In my post "15 Ways of Getting Unstuck," I referenced a couple of famous and favorite left turns in literature. I'll revisit them quickly, and add another that you might be familiar with:

--Exit, pursued by a bear. This is one of the more famous unexpected turns in literary history...and certainly one of the most famous stage directions. It comes from Shakespeare's A Winter's Tale, which for the first three acts behaves as a drama...until the end of the third act, whereupon a character exits the stage, and play, pursued by a bear, after which the play becomes a comedy (and allows Shakespeare to explore the fine line between comedy and tragedy, what the two have in common).

--"The road opened in a long jagged crack, tiny at first, then ripping wide." Eighty pages into Tim O'Brien's gorgeous Going After Cacciato--about a group of soldiers pursuing an AWOL private (Cacciato) determined to walk from Vietnam, away from the war, all the way to Paris--the ground beneath the soldiers' feet opens up and swallows them whole, the characters falling for pages before finally coming to rest in a series of elaborate tunnels...which they eventually have to escape by "falling back up." At this audacious turn, what has ostensibly been a Vietnam novel becomes a kind of modern Alice in Wonderland...but it's an unexpected turn that nevertheless fits perfectly, given the novel's theme of placating the harsh realities of war with imagination, and also given the topsy-turvy world the soldiers, as especially the protagonist Paul Berlin, find themselves in. (Haven't read it? Do so at once.)

--"In 1975, Andy Dufresne escaped from Shawshank. He hasn't been recaptured, and I don't think he ever will be." Approximately seventy-five percent into Stephen King's novella Rita Hayworth and Shawshank Redemption, the protagonist, Andy Dufresne, escapes...meaning, escapes from Shawshank prison, and seemingly from the novella itself. It's a moment that catches the reader completely by surprise--well, if the protagonist's gone, why are there so many pages left? why keep reading?--but the way the novel keeps going, with the first-person observer narrator, Red, imagining what probably happened to Andy, what might've happened, of course reveals the real driving force of the book: hope.
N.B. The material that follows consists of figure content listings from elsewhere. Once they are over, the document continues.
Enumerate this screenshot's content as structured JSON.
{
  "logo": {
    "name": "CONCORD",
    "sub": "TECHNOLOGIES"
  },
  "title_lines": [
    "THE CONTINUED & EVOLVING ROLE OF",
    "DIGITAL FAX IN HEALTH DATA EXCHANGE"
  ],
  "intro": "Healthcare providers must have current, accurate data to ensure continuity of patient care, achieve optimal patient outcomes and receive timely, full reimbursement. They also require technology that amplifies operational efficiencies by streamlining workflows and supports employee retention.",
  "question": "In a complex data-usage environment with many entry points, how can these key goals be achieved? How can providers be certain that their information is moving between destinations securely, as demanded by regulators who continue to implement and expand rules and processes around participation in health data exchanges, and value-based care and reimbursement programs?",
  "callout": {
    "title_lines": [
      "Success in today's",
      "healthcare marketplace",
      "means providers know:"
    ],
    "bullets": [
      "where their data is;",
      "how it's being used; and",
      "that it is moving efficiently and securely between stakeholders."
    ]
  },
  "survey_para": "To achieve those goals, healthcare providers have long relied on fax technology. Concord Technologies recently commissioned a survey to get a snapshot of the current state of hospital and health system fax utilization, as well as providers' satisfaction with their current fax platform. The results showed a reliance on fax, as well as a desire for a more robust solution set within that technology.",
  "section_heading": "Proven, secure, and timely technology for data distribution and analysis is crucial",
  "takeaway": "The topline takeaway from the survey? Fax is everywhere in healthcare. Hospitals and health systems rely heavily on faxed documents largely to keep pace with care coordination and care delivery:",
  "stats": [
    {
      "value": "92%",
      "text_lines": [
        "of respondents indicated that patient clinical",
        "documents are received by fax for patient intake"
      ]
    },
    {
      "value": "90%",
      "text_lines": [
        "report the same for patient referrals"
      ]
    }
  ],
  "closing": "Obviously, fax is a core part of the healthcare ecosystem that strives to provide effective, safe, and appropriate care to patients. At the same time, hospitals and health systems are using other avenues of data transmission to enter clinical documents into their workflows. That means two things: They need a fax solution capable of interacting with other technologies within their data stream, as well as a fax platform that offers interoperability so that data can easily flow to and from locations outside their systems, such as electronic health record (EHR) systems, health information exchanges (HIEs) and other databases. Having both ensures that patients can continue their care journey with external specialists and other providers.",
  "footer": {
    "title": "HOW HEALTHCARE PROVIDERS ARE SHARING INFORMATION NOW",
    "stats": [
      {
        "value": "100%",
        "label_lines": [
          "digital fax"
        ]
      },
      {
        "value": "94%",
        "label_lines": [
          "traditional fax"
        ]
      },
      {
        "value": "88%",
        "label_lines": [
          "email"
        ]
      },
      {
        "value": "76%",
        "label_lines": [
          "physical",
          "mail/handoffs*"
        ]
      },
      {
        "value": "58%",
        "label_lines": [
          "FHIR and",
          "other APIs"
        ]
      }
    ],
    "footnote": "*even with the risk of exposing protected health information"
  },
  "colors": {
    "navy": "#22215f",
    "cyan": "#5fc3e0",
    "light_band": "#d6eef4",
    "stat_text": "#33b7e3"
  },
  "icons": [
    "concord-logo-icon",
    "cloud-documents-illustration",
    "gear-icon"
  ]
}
And Andy's escape, and the hope it gives Red as he imagines how his friend got the better of Shawshank, fuels the story right up to its wonderful, poetic conclusion.

In my own novel rewrite I did this summer, I had a similar thing happen very late in the book, where I'd set up a certain pattern throughout that I'd become sick of, frankly--it's a baseball novel, so there's a certain amount of "then they played in this town; then they played in this town." Toward the end, I saw an opportunity to do something completely different, deliberately breaking the pattern. Not only was the turn maybe the best in the whole book--it was certainly a lot of fun to write--it didn't move me away from the ending I wanted, and what I wanted to leave readers with. As in the above examples, the move helped me get there, just in an unexpected way.

If you've hit a point in your book where the surprise and anticipation are lacking for you--if your plot has become rutted--consider what options are available to you at your next turning point that you hadn't thought of before, that seem, perhaps, opposite of the direction you've been taking. And then think of what making the sharp left would mean for your book...and how it might better it.